L’usure et la pénibilité, nos secteurs particulièrement exposés
Dans un contexte d’allongement de la vie professionnelle et avec un taux d’emploi des seniors en France plus faible qu’en Europe, les questions de soutenabilité du travail et de prévention de l’usure professionnelle deviennent particulièrement prégnantes.
La santé physique et psychique ainsi que la satisfaction au travail sont déterminantes dans la capacité et la motivation à rester en emploi des travailleurs expérimentés. Ainsi, la fréquence des accidents du travail diminue avec l’âge mais la durée moyenne des arrêts de travail pour maladie et accidents du travail est plus longue.
L’OCDE rappelle également que les pays où les seniors travaillent le plus longtemps sont aussi des pays où de nombreuses nouvelles technologies sont mobilisées pour limiter la pénibilité et l’usure. Enfin, plus le travail est perçu comme insoutenable (physiquement ou psychologiquement), moins les travailleurs et les travailleuses envisagent de pouvoir travailler plus longtemps. Les Troubles musculosquelettiques (TMS) représentent la première cause de maladies professionnelles indemnisées (88 % des maladies professionnelles reconnues par le régime général : 44 492 cas en 2019). Pourtant, les facteurs ergonomiques (manutention, posture pénible, etc.) qui constituent la cause principale des TMS ont été écartés du Compte professionnel de prévention (C2P).
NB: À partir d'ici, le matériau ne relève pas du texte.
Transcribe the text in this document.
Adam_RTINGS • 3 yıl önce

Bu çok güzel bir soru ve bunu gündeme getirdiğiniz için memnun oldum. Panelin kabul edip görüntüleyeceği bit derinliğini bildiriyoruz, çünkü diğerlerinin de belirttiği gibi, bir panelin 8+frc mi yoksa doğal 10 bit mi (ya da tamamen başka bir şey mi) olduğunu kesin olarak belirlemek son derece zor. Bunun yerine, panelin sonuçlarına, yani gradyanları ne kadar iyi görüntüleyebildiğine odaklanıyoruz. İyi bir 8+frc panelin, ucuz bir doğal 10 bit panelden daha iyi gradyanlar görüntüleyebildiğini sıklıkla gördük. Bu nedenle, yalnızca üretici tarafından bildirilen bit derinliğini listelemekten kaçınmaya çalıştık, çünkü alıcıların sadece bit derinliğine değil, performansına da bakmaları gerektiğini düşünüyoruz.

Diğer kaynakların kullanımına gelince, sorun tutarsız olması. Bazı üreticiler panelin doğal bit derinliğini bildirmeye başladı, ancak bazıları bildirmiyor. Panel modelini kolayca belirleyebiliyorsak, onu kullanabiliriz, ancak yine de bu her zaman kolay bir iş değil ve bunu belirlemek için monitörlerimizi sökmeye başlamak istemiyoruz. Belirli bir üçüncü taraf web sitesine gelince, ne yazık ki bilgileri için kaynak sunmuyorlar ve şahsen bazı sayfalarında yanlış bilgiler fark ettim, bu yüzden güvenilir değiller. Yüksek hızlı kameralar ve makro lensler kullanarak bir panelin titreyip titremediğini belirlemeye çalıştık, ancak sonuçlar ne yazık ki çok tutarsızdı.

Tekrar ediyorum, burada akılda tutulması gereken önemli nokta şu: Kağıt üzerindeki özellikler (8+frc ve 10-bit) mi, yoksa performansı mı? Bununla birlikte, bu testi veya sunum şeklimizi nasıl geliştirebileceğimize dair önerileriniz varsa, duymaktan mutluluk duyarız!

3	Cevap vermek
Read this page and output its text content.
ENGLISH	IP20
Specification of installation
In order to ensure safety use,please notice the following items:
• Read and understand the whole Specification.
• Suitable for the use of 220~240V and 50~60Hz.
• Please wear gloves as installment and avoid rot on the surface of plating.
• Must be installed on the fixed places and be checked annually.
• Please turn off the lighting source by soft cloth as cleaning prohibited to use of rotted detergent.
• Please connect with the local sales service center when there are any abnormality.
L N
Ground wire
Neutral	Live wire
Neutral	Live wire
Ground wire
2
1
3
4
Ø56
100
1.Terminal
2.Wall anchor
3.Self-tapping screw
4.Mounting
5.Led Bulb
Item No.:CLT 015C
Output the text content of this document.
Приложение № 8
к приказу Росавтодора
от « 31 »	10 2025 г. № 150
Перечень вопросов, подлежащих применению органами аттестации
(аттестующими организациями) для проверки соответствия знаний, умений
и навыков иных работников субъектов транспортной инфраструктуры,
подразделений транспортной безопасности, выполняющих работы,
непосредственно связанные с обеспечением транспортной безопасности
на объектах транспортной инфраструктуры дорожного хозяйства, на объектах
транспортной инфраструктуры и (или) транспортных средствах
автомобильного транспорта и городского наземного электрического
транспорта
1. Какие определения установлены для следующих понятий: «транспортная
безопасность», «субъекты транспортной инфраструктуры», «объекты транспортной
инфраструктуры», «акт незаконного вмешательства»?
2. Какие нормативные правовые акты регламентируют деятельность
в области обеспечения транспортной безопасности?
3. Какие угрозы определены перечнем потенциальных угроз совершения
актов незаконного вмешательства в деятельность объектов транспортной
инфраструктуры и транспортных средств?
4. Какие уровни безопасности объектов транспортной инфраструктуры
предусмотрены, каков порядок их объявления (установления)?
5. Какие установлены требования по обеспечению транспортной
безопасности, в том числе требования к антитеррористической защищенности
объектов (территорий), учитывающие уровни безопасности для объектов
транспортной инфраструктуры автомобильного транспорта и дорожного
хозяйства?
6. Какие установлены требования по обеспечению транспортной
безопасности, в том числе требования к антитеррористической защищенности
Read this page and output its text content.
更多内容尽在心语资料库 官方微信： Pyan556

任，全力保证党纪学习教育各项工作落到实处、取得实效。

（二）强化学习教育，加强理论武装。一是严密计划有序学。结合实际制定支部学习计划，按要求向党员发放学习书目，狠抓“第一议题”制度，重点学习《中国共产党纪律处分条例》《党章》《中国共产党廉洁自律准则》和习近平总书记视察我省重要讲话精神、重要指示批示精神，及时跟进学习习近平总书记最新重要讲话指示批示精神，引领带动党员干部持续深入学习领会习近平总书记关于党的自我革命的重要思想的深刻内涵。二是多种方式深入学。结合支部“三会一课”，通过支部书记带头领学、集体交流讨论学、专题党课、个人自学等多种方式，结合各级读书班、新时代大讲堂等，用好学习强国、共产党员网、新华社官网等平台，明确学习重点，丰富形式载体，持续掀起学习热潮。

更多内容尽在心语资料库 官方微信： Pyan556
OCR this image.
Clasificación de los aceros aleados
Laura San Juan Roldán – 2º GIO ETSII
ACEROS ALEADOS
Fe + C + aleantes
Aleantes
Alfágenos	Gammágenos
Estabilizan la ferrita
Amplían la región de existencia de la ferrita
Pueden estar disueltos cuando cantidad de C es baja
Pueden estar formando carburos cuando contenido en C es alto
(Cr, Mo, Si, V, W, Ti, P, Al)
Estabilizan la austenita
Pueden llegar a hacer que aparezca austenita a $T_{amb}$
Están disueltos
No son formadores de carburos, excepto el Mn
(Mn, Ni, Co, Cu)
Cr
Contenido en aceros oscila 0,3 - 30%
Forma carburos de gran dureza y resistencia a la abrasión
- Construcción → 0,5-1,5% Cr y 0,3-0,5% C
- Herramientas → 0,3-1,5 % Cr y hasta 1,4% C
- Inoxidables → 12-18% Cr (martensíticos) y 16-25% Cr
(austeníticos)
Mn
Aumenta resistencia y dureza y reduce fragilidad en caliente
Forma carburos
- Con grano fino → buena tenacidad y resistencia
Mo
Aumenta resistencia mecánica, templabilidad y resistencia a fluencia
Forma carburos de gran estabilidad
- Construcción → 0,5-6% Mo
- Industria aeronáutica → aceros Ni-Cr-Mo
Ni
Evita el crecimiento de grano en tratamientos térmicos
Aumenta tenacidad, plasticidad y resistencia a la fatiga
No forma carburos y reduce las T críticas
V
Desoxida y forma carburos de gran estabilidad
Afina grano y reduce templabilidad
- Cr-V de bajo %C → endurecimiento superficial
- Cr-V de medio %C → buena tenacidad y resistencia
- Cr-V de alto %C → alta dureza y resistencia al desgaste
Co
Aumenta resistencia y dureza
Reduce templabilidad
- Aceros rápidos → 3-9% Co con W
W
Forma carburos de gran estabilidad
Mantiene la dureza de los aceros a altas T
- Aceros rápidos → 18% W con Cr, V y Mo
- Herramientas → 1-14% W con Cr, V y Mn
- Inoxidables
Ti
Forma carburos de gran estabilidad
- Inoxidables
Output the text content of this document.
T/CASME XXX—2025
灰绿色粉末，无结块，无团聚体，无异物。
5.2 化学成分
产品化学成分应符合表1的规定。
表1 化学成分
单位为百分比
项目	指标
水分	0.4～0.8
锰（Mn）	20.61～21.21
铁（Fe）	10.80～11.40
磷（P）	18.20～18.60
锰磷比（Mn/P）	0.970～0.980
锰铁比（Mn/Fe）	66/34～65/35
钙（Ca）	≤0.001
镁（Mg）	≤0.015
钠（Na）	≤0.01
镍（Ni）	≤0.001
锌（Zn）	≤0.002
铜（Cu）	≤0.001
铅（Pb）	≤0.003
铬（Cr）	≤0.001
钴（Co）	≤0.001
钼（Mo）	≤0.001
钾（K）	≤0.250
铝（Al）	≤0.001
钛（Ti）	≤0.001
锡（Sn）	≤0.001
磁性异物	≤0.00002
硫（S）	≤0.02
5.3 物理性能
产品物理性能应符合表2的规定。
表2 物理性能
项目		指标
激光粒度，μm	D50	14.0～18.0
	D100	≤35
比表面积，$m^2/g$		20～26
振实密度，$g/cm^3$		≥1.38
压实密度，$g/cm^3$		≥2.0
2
De même, les conditions cumulatives de déclenchement de l’obligation de négocier un accord de prévention de l’exposition aux risques professionnels (effectif de salariés concernés et taux de sinistralité de l’entreprise) limitent, de fait, la mise en œuvre du dialogue social permettant de déterminer les actions pertinentes pour prévenir la pénibilité et l’usure professionnelle.
PROPOSITIONS ET REVENDICATIONS CFDT-SERVICES
La CFDT revendique :
• la mise en place effective d’une cartographie au niveau des branches visant à identifier les métiers à fort risque d’usure afin de : - anticiper des dispositifs de reconversion avec une priorité d’accès pour les travailleurs exposés à des facteurs d’usure (y compris aux 3 facteurs ergonomiques exclus du C2P), - mettre en place ou développer des actions de prévention dès la formation initiale, - prévoir des dispositifs d’aménagement du temps de travail avec une priorité d’accès (temps partiel, retraite progressive, etc.), - favoriser l’attractivité sur ces métiers avec des perspectives de carrière ;
• l’instauration d’une négociation obligatoire dans les entreprises, administrations et branches professionnelles visant la soutenabilité du travail et la prévention de l’usure (impact de ’intensification du travail, charge de travail, organisation et aménagement du temps de travail, reconversion et fin de carrière, etc.) ;
• une évaluation obligatoire annuelle de la charge de travail pour tous les salariés ;
• l’élargissement des conditions de déclenchement de l’obligation de négocier un accord de prévention de l’exposition aux risques professionnels ;
• le renforcement des moyens des CPRI (TPE) afin de contribuer à la prévention de l’usure dans les TPE ;
• la mobilisation du Fonds d’investissement pour la prévention de l’usure professionnelle (FIPU) pour contribuer à la prise en charge de la prévention des TMS en entreprise.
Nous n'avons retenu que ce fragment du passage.